O Globo, n. 32566, 05/10/2022. Opinião, p. 2

O antipetismo que releva o risco de Bolsonaro

Vera Magalhães


Bastou Jair Bolsonaro e o bolsonarismo saírem fortalecidos das urnas para um monte de gente que se fez de indignada com os ataques do presidente à democracia e com sua condução negacionista da pandemia, de confronto com os estados e os protocolos sanitários, saísse do armário e passasse a declarar apoio a sua reeleição.

A forma espantosa, fleumática e convicta com que governadores, prefeitos, dirigentes de partidos do agora quase extinto centro político e até aqueles cuja reputação foi enxovalhada pelo gabinete do ódio correram para apoiar Bolsonaro mostra que o fenômeno político mais subestimado da campanha é o antipetismo.

Levantamentos de diversos institutos atestavam que a rejeição a Bolsonaro superava a de Lula. Alguns chegaram a perguntar explicitamente se as pessoas tinham mais medo da volta do petista ou da permanência do candidato do PL. Todas as medições apontavam para a ojeriza maior ao legado de Bolsonaro que aos períodos anteriores, do PT no poder.

A votação de mais de 6 milhões de vantagem de Lula sobre Bolsonaro demonstra que essa rejeição ao presidente é fortíssima e quase levou à eleição do petista no primeiro turno, mas os 51 milhões de votos dados a Bolsonaro e esses apoios institucionalmente robustos mostram que havia uma intolerância ao petismo latente na sociedade, que começou a ser acordada e pode ser revitalizada à custa de fake news, máquina pública usada sem escrúpulos e economia em recuperação.

Apesar dos sinais evidentes, que vão da divisão do mapa do Brasil entre Norte e Sul à eleição de um Congresso que manca para a direita, a campanha do PT segue achando que não há grandes inflexões a fazer no discurso nessas pouco menos de quatro semanas que restam até que os brasileiros voltem às urnas.
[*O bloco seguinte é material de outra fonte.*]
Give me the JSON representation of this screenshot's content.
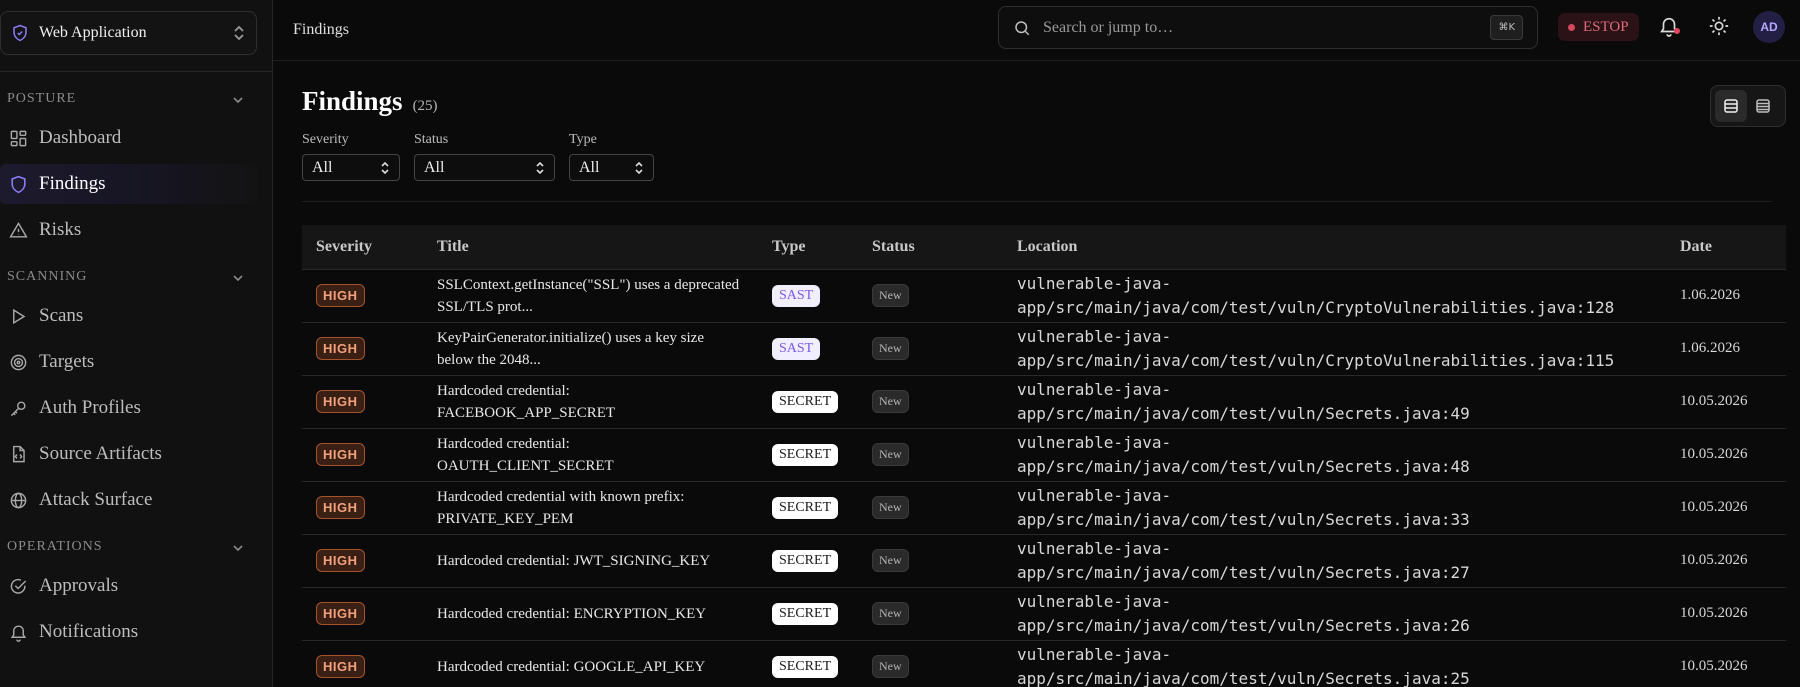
{
  "sidebar": {
    "app_name": "Web Application",
    "sections": [
      {
        "label": "POSTURE",
        "items": [
          {
            "label": "Dashboard",
            "icon": "grid-icon",
            "active": false
          },
          {
            "label": "Findings",
            "icon": "shield-icon",
            "active": true
          },
          {
            "label": "Risks",
            "icon": "warning-icon",
            "active": false
          }
        ]
      },
      {
        "label": "SCANNING",
        "items": [
          {
            "label": "Scans",
            "icon": "play-icon",
            "active": false
          },
          {
            "label": "Targets",
            "icon": "target-icon",
            "active": false
          },
          {
            "label": "Auth Profiles",
            "icon": "key-icon",
            "active": false
          },
          {
            "label": "Source Artifacts",
            "icon": "file-code-icon",
            "active": false
          },
          {
            "label": "Attack Surface",
            "icon": "globe-icon",
            "active": false
          }
        ]
      },
      {
        "label": "OPERATIONS",
        "items": [
          {
            "label": "Approvals",
            "icon": "check-circle-icon",
            "active": false
          },
          {
            "label": "Notifications",
            "icon": "bell-icon",
            "active": false
          }
        ]
      }
    ]
  },
  "topbar": {
    "breadcrumb": "Findings",
    "search_placeholder": "Search or jump to…",
    "search_shortcut": "⌘K",
    "estop_label": "ESTOP",
    "avatar_initials": "AD"
  },
  "page": {
    "title": "Findings",
    "count": "(25)"
  },
  "filters": [
    {
      "label": "Severity",
      "value": "All"
    },
    {
      "label": "Status",
      "value": "All"
    },
    {
      "label": "Type",
      "value": "All"
    }
  ],
  "table": {
    "columns": [
      "Severity",
      "Title",
      "Type",
      "Status",
      "Location",
      "Date"
    ],
    "rows": [
      {
        "severity": "HIGH",
        "title": "SSLContext.getInstance(\"SSL\") uses a deprecated SSL/TLS prot...",
        "type": "SAST",
        "status": "New",
        "location": "vulnerable-java-app/src/main/java/com/test/vuln/CryptoVulnerabilities.java:128",
        "date": "1.06.2026"
      },
      {
        "severity": "HIGH",
        "title": "KeyPairGenerator.initialize() uses a key size below the 2048...",
        "type": "SAST",
        "status": "New",
        "location": "vulnerable-java-app/src/main/java/com/test/vuln/CryptoVulnerabilities.java:115",
        "date": "1.06.2026"
      },
      {
        "severity": "HIGH",
        "title": "Hardcoded credential: FACEBOOK_APP_SECRET",
        "type": "SECRET",
        "status": "New",
        "location": "vulnerable-java-app/src/main/java/com/test/vuln/Secrets.java:49",
        "date": "10.05.2026"
      },
      {
        "severity": "HIGH",
        "title": "Hardcoded credential: OAUTH_CLIENT_SECRET",
        "type": "SECRET",
        "status": "New",
        "location": "vulnerable-java-app/src/main/java/com/test/vuln/Secrets.java:48",
        "date": "10.05.2026"
      },
      {
        "severity": "HIGH",
        "title": "Hardcoded credential with known prefix: PRIVATE_KEY_PEM",
        "type": "SECRET",
        "status": "New",
        "location": "vulnerable-java-app/src/main/java/com/test/vuln/Secrets.java:33",
        "date": "10.05.2026"
      },
      {
        "severity": "HIGH",
        "title": "Hardcoded credential: JWT_SIGNING_KEY",
        "type": "SECRET",
        "status": "New",
        "location": "vulnerable-java-app/src/main/java/com/test/vuln/Secrets.java:27",
        "date": "10.05.2026"
      },
      {
        "severity": "HIGH",
        "title": "Hardcoded credential: ENCRYPTION_KEY",
        "type": "SECRET",
        "status": "New",
        "location": "vulnerable-java-app/src/main/java/com/test/vuln/Secrets.java:26",
        "date": "10.05.2026"
      },
      {
        "severity": "HIGH",
        "title": "Hardcoded credential: GOOGLE_API_KEY",
        "type": "SECRET",
        "status": "New",
        "location": "vulnerable-java-app/src/main/java/com/test/vuln/Secrets.java:25",
        "date": "10.05.2026"
      }
    ]
  },
  "colors": {
    "accent": "#8b7cf6",
    "estop": "#e06b7c",
    "severity_high": "#f3a17a"
  }
}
Tão logo foi confirmada a segunda etapa da disputa com Bolsonaro, Lula foi à Avenida Paulista discursar para animar a militância. Aliados não petistas ficaram perplexos diante da convocação de Dilma Rousseff para ser uma das primeiras a discursar.
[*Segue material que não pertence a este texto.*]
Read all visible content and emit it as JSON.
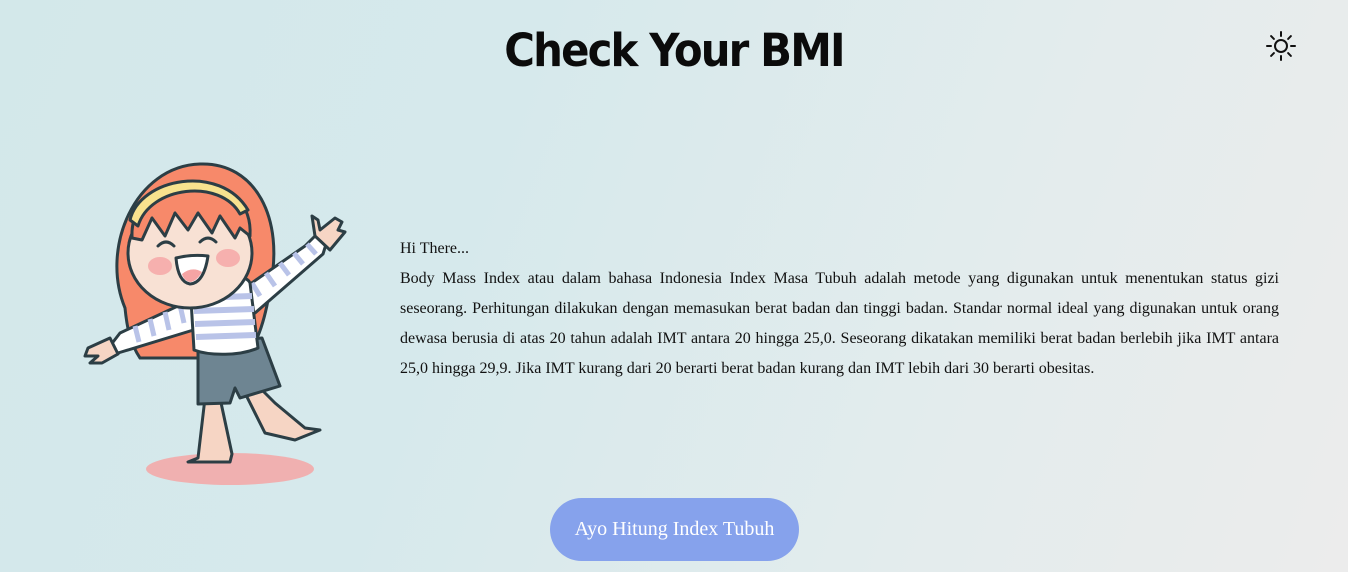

Isso pode animar a militância petista que foi à avenida numa noite fria, diante da perplexidade de um segundo turno em termos inesperados, mas não ajuda a dissipar a ideia, que os bolsonaristas tratarão de martelar, de que, se reeleito, Lula reeditará os pilares dos governos petistas que, por mais que doa ao PT reconhecer, não são consensuais na maioria da sociedade — isso também saiu evidenciado das eleições.

Sinalizar compromissos na condução da economia que atraiam o setor produtivo e que afastem temores muitas vezes inflados artificialmente na classe média não é capitulação, mas uma necessidade prática diante de duas dificuldades postas no caminho: a primeira, vencer em 30 de outubro; a segunda, governar com um Congresso em que as forças da esquerda não têm nem cheiro de maioria.
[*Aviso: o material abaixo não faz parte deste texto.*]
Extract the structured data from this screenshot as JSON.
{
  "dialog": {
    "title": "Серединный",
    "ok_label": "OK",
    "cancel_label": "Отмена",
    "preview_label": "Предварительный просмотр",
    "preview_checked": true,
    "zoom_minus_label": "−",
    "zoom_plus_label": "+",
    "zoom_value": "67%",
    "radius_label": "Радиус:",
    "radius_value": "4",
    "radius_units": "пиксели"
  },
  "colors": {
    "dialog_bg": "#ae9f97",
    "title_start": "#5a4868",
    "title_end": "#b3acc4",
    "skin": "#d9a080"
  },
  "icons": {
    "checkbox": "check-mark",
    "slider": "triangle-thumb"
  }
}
Isso porque apenas apontar os riscos que Bolsonaro representa à democracia não será suficiente para fazer frente ao antipetismo agora revelado. E que permite até relevar as 686 mil mortes na pandemia e as ameaças reiteradas pelo presidente de “enquadrar” Poderes e de não reconhecer o resultado das eleições.

Essa diluição do horror aos riscos que Bolsonaro traz ao país é tamanha que até Ciro Gomes, em seu apoio inominado a Lula, disse não ver risco de ruptura democrática nesta eleição, contrariando o que pregou nos últimos quatro anos.

Lula precisa assimilar essa realidade e reagir rápido se quiser enfrentar a aliança dos que dizem não tolerar corrupção, mas relevam rachadinha, compra de imóveis em dinheiro vivo, dinheiro em pneu para pastores lobistas e o que mais vier. Está claro que só as fotos com pessoas fazendo o “L” com os dedos podem não ser suficientes diante de um país que parece ter memória recente mais curta que a remota.